Environment:
iOS - Swift
Up-To-Date sync gateway
A web api
In the current system, user authentication is performed by a custom server.
The auth flow is the following:
1- Ask the custom server for three elements
Cookie name, session id, expiration date.
2- Set the auth cookie using this command after getting it from the server:
pull.setCookieNamed(cookie_name!, withValue: sessionId!, path: “”, expirationDate: expirationDate, secure: false)
push.setCookieNamed(cookie_name!, withValue: sessionId!, path: “”, expirationDate: expirationDate, secure: false)
3- Start the continuous replicators.
The problem is the following:
If i run a DELETE request on the server (To simulate an earlier expiration of a session) on the session endpoint,
DELETE http://localhost:4985/{database}/_user/{userId}/_session
When i try to make changes on the client side, i’m getting the following warning on the console:
WARNING: CBLRestPusher[http://server:4984/database]: _bulk_docs got an error: {
error = forbidden;
id = “thisIsADocumentID”;
reason = "missing channel access";
status = 403;
} {at __40-[CBLRestPusher uploadBulkDocs:changes:]_block_invoke:402}
That means, that even if i destroyed the session for that user on the server, the sync function is getting hit by the document.
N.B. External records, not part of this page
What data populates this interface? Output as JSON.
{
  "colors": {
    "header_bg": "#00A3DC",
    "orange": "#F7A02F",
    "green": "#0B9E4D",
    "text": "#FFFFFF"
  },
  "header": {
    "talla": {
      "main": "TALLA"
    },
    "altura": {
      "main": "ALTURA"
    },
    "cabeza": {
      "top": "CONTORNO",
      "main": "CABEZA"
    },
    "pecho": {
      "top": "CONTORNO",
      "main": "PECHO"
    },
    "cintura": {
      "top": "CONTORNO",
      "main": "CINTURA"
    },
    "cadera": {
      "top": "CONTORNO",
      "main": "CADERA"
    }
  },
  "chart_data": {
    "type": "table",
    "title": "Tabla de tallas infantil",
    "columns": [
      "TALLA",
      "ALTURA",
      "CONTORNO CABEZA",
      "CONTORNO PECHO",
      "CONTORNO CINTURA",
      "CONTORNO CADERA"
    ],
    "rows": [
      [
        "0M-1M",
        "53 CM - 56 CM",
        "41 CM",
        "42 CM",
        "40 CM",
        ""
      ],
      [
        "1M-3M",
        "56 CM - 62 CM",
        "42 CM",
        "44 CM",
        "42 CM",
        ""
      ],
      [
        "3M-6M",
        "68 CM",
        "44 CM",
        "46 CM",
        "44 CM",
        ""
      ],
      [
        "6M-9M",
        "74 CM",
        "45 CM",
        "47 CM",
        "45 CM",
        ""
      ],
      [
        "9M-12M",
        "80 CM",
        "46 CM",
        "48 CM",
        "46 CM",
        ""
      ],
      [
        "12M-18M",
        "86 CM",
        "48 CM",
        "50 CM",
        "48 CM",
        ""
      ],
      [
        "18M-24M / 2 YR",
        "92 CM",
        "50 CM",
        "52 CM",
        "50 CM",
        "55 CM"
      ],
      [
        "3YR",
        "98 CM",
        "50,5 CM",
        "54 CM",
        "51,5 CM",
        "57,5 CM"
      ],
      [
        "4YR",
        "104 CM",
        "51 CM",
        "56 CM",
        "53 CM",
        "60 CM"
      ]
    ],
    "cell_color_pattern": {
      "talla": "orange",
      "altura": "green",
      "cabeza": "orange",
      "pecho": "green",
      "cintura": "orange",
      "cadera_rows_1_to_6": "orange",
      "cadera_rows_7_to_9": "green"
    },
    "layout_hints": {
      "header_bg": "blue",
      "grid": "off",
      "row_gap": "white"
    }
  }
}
This is the sync function line that is being hit i think:
if (doc.channels !== undefined) {
requireAccess(doc.channels);
}
The problem is that this function shouldn’t even be hit.
I found this problem while trying to renew user sessions when they do expire, but the problem is that the warning
is not being stored as an error in the .lastError property of the replicator, so i can’t handle the exception to ask
the server for a new cookie.
Is there something i’m doing wrong with the authentication system i’m currently using?
I’m really worried about how could users with no valid sessions putting documents affect the system.